Ternyata Saya Masih Beruntung
Hari ini saya bersama teman satu angkatan saya memiliki agenda berkumpul di
Pulbis jam 8 pagi untuk bermusyawarah memilih ketua angkatan. Awalnya kami
mengenalkan diri masing-masing agar kami bisa mengenal 256 orang dengan lebih
cepat. Selanjutnya barulah si momod (baca : momot) memulai acara. sesi pertama,
kelima calon, berinisial A, D, F, M, S memaparkan visi dan misinya untuk
angkatan kami. Dilanjutkan dengan tanya jawab. Cerita ini muncul setelah
pertanyaan tentang kesibukan dan prioritas. Dan cerita ini muncul dari jawaban
si D.
Si D menjawab dengan bercerita bahwa dia
memiliki seorang adik yang terpaut usia 10 tahun dengannya, mengingat sekarang
pelajaran SD sekarang sulit, dia juga harus mengajari adiknya. Semuanya
tertawa. Si D menenangkan suasana dengan mengatakan bahwa hal tersebut serius.
Ayahnya bekerja di bidang geologi dan beliau pulang hanya satu minggu sekali.
Karena itu, dia sekaligus menjabat sebagai kepala keluarga untuk menggantikan
ayahnya. Terkadang dia harus pulang jika tidak ada acara penting untuk
menggantikan ibunya menjaga adiknya. Dan dia tidak bisa pulang malam, kecuali
jika ada alasan yang jelas.
Setelah dia beserta calon lain harus pergi
untuk ke sekre himpunan, kami mendiskusikan tentang mereka satu per satu. Ada
yang menambahkan tentang si D, dia bilang bahwa saat SMA dulu si D pernah
tiba-tiba ditelfon ibunya untuk segera pulang menjaga adiknya. Karena berbagai
pendapat dan kebanyakan karena dia mempunyai tanggung jawab sebagai anggota
keluarga, si D dieliminasi. Sayang sekali, padahal menurutku dia cukup ‘capable’
untuk menjadi seorang pemimpin.
Tapi bukan itu yang ingin kuceritakan. Aku
ingin bercerita apa yang terlintas di pikiranku setelah mendengar cerita si D
itu. Aku merasa selama ini aku kurang bersyukur akan keadaan keluargaku. aku
terkadang sebal mendengar celotehan-celotehan yang kurang enak di rumah.
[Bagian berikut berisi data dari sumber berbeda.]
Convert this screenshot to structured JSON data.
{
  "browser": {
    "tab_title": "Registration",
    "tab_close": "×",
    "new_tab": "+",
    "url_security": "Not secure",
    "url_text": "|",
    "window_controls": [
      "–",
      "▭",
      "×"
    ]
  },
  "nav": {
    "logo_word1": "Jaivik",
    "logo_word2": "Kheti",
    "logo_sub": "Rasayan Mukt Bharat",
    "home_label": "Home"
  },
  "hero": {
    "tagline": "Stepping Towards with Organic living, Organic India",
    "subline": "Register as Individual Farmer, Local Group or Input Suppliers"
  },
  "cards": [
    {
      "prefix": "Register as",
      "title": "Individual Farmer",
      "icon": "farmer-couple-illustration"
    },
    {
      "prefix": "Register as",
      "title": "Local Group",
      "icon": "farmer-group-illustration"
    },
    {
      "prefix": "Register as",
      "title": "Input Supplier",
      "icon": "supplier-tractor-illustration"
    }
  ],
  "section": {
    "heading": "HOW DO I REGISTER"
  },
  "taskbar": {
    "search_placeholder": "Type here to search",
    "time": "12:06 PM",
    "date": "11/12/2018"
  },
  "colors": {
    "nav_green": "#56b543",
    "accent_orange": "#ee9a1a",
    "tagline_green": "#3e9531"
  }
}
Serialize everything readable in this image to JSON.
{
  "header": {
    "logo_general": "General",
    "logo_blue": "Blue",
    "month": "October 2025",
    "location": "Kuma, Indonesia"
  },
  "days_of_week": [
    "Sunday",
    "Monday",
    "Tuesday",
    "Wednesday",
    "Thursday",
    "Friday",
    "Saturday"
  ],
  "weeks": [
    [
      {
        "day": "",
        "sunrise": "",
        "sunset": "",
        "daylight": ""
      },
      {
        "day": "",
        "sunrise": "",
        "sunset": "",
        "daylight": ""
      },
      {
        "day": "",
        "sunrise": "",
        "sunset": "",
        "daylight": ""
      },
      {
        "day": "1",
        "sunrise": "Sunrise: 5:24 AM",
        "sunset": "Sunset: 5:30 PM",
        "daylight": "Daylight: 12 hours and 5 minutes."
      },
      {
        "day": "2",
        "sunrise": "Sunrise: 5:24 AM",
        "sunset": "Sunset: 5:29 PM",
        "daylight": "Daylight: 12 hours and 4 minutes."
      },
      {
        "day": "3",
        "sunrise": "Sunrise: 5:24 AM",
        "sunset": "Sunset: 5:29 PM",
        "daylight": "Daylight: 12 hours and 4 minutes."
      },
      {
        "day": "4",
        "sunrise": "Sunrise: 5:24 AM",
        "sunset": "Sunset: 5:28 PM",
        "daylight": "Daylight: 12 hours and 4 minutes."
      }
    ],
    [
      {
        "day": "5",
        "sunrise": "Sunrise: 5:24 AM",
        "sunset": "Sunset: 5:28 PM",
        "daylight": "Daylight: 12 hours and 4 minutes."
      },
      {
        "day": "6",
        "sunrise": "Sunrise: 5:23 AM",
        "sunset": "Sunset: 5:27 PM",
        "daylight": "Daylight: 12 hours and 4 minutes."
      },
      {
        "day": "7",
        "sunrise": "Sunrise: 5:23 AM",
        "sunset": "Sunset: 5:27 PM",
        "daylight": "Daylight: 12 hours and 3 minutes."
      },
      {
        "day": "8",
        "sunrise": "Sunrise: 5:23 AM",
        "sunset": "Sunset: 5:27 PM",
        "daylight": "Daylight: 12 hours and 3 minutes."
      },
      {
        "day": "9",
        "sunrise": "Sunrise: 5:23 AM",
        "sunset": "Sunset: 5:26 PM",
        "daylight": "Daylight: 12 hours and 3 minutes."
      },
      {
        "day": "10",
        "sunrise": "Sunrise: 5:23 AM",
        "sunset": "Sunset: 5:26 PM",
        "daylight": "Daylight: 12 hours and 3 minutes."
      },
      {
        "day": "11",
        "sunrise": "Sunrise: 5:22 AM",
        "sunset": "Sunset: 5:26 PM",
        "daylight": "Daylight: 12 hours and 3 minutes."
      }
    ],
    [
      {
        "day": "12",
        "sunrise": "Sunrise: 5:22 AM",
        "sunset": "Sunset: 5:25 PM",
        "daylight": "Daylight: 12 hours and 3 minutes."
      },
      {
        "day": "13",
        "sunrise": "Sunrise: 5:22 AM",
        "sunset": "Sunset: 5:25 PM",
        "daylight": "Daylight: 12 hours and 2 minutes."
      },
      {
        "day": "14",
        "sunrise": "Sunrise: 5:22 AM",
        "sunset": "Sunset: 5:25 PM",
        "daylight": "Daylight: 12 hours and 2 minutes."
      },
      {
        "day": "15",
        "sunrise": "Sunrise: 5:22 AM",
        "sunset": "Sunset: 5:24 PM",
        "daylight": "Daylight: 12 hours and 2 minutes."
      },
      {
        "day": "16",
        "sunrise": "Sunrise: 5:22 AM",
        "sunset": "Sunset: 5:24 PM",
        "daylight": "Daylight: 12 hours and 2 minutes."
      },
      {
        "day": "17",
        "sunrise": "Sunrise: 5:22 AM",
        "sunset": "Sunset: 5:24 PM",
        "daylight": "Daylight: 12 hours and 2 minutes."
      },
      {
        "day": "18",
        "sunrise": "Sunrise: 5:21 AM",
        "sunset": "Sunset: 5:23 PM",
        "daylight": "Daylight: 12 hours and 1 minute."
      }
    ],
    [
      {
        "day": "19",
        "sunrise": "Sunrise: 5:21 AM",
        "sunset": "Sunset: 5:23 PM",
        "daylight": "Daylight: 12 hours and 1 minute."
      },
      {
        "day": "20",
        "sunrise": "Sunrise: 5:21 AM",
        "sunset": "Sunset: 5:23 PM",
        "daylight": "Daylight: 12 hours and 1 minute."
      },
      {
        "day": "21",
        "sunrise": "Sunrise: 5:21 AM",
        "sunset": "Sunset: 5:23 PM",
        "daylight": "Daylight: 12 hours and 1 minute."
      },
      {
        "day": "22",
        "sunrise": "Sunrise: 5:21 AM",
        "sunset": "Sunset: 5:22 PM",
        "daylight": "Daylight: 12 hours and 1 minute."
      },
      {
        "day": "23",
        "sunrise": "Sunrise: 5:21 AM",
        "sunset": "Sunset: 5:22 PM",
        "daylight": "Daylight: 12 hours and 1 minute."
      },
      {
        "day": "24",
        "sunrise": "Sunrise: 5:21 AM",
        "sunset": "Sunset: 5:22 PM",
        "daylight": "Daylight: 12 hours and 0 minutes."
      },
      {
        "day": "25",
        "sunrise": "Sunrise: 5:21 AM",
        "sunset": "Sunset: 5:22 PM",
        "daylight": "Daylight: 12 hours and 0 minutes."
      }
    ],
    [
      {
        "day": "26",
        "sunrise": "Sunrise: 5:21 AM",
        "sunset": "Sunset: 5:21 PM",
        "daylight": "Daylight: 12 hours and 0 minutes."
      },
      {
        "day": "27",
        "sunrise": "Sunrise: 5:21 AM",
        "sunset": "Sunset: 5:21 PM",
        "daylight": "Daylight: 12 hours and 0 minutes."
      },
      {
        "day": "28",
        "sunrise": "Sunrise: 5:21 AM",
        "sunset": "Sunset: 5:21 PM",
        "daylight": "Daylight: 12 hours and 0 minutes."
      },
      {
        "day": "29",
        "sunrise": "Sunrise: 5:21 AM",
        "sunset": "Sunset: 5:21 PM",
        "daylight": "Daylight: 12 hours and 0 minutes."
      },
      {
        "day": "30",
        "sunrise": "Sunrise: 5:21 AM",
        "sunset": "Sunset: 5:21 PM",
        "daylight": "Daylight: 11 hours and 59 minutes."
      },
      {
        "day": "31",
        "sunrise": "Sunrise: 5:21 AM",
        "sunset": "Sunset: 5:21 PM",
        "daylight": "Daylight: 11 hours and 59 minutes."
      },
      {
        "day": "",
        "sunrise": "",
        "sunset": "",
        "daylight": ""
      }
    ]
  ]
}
Aku
sering kesal sendiri jika harus mengajari adikku dan dia ‘ndablek’. Aku
sering bikin rumah ’heboh’ karena keusilanku.
Aku baru sadar bahwa aku kurang bersyukur.
Bagaimana tidak, bapakku selalu di rumah, walau lebih sering tidak di rumah,
setidaknya setiap hari beliau pulang. Aku masih bisa menikmati waktu yang cukup
lebih bersama keluargaku. sering aku diberi nasihat oleh orang tuaku saat kami
duduk santai menikmati suasana sore. Sedangkan temanku yang satu itu, dia bisa bertemu
ayahnya mungkin hanya dua hari dalam seminggu.
Aku baru sadar, aku ini seperti hanya meminta
saja kepada orang tuaku. Ibuku saja masih ”nguring-nguring” masalah
pekerjaanku, maksudku pekerjaan rumah seperti menyapu yang harus kukerjakan.
Aku baru sadar bahwa aku ini ’mager’ sekali masalah urusan rumah. Sedangkan
temanku, dia harus menjadi kepala keluarga. Bayangkan kawan! Seorang kepala
keluarga untuk menggantikan ayahnya selama beberapa hari! Dan aku di rumah
malah sering membuat ibuku kesal dan biasanya beliau berkata ”Liburan, ada kamu
atau ngga, kok sama aja.”
Aku baru sadar, bahwa selama ini aku itu
sangat beruntung bersama kedua orangtuaku terus. Saat aku pulang aku dijemput
bapakku, lalu disambut dengan masakan ibuku, walaupun ekspresi ibuku biasa
saja, tapi aku merasa ada ’something’ yang menunjukkan bahwa beliau itu
sebernernya seneng lho.. anaknya pulang. Sedangkan ada orang lain yang mungkin
tidak merasakan itu.
Sungguh mungkin aku belum tergugah jika
temanku yang satu itu tidak bercerita tentang keluarganya. Terimakasih untuk
temanku si D yang telah berbagi kisahnya.